Applied in this situation, being legal by American, man-made law doesn’t make something right. Following the spirit of the Laws “Thou shalt not commit adultery,” “Thou shalt not covet,” etc… would require that we carefully consider our views on these things.

When faced with this reality, its no wonder that fallen man hates the Law of the Lord. Its easier to follow the laws of men.

I don’t typically listen to Focus on the Family, but I did hear a snippet of a broadcast this week where Dr. Dobson mentioned how “unfair” it seemed when, after an incident with his daughter similar to that of ours last night, people no longer turned to notice and comment on his daughter’s appearance. He mentioned how we often hear “what a pretty baby,” or warnings to a father about having to fend off the boys when his daughter gets a little bit older. We say these things without even thinking. Beauty, and our obsession with it, becomes ingrained in our children’s minds from the moment they enter this world.

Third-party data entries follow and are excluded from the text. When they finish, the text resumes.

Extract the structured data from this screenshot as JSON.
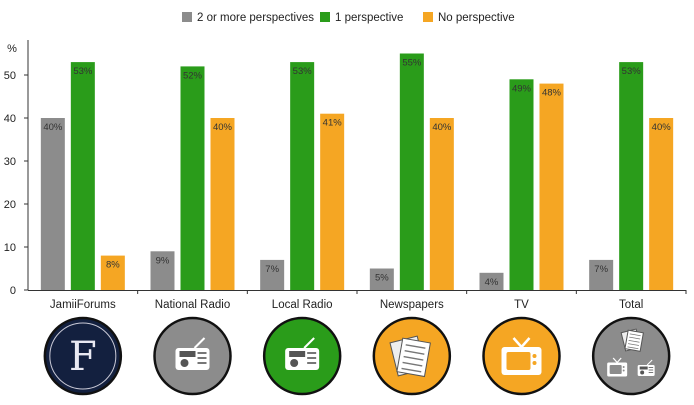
{
  "chart_data": {
    "type": "bar",
    "ylabel": "%",
    "ylim": [
      0,
      58
    ],
    "yticks": [
      0,
      10,
      20,
      30,
      40,
      50
    ],
    "grid": false,
    "legend_position": "top-center",
    "categories": [
      "JamiiForums",
      "National Radio",
      "Local Radio",
      "Newspapers",
      "TV",
      "Total"
    ],
    "series": [
      {
        "name": "2 or more perspectives",
        "color": "#8c8c8c",
        "values": [
          40,
          9,
          7,
          5,
          4,
          7
        ],
        "labels": [
          "40%",
          "9%",
          "7%",
          "5%",
          "4%",
          "7%"
        ]
      },
      {
        "name": "1 perspective",
        "color": "#2a9c1a",
        "values": [
          53,
          52,
          53,
          55,
          49,
          53
        ],
        "labels": [
          "53%",
          "52%",
          "53%",
          "55%",
          "49%",
          "53%"
        ]
      },
      {
        "name": "No perspective",
        "color": "#f5a623",
        "values": [
          8,
          40,
          41,
          40,
          48,
          40
        ],
        "labels": [
          "8%",
          "40%",
          "41%",
          "40%",
          "48%",
          "40%"
        ]
      }
    ],
    "category_icons": [
      {
        "name": "jamiiforums-logo-icon",
        "bg": "#13203f",
        "letter": "F"
      },
      {
        "name": "national-radio-icon",
        "bg": "#8c8c8c"
      },
      {
        "name": "local-radio-icon",
        "bg": "#2a9c1a"
      },
      {
        "name": "newspapers-icon",
        "bg": "#f5a623"
      },
      {
        "name": "tv-icon",
        "bg": "#f5a623"
      },
      {
        "name": "total-media-icon",
        "bg": "#8c8c8c"
      }
    ]
  }
}
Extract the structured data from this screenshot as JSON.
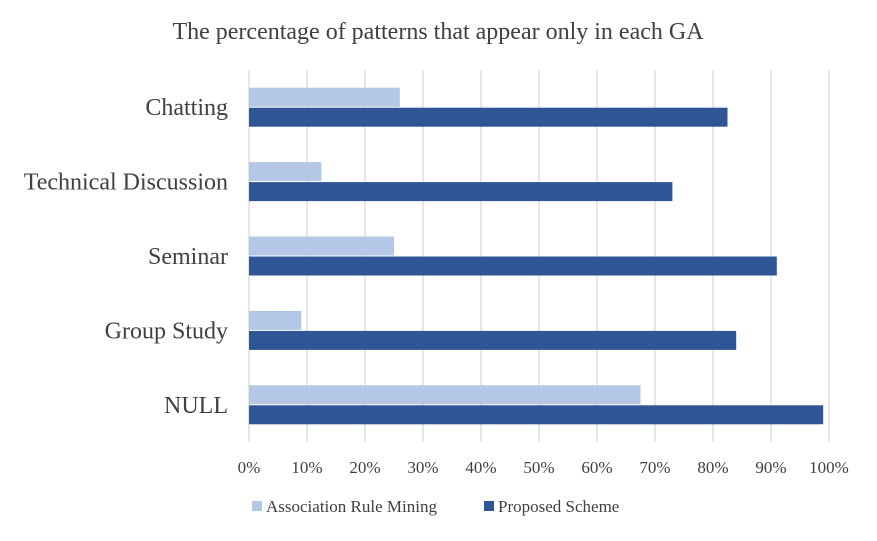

It seems as though little Hannah receives more than her fair share of beauty-focused comments every time we leave home. When I hear them, my initial reaction is pride (a topic for discussion in and of itself.) After pride, I feel some embarrassment over all of the attention. And then, as a mother and a Believer, I become afraid. Afraid of how this unhealthy level of attention to her physical appearance will affect her. Even, at times, wishing that my child were not so “cute.” Will she become proud? Vain? Could these traits, encouraged by the comments of strangers who mean well, actually do spiritual harm?

I don’t know. But after considering my fears, I must accept the fact that I have no control over these things, just as I had no control over the coffee table incident. I must trust that the Lord will protect my child not only in every-day life, but also in matters of pride… only the Lord can humble a heart that is, by its very nature, full of pride.

So, as the Mommy in me releases a sigh of relief, the Believer in me does as well.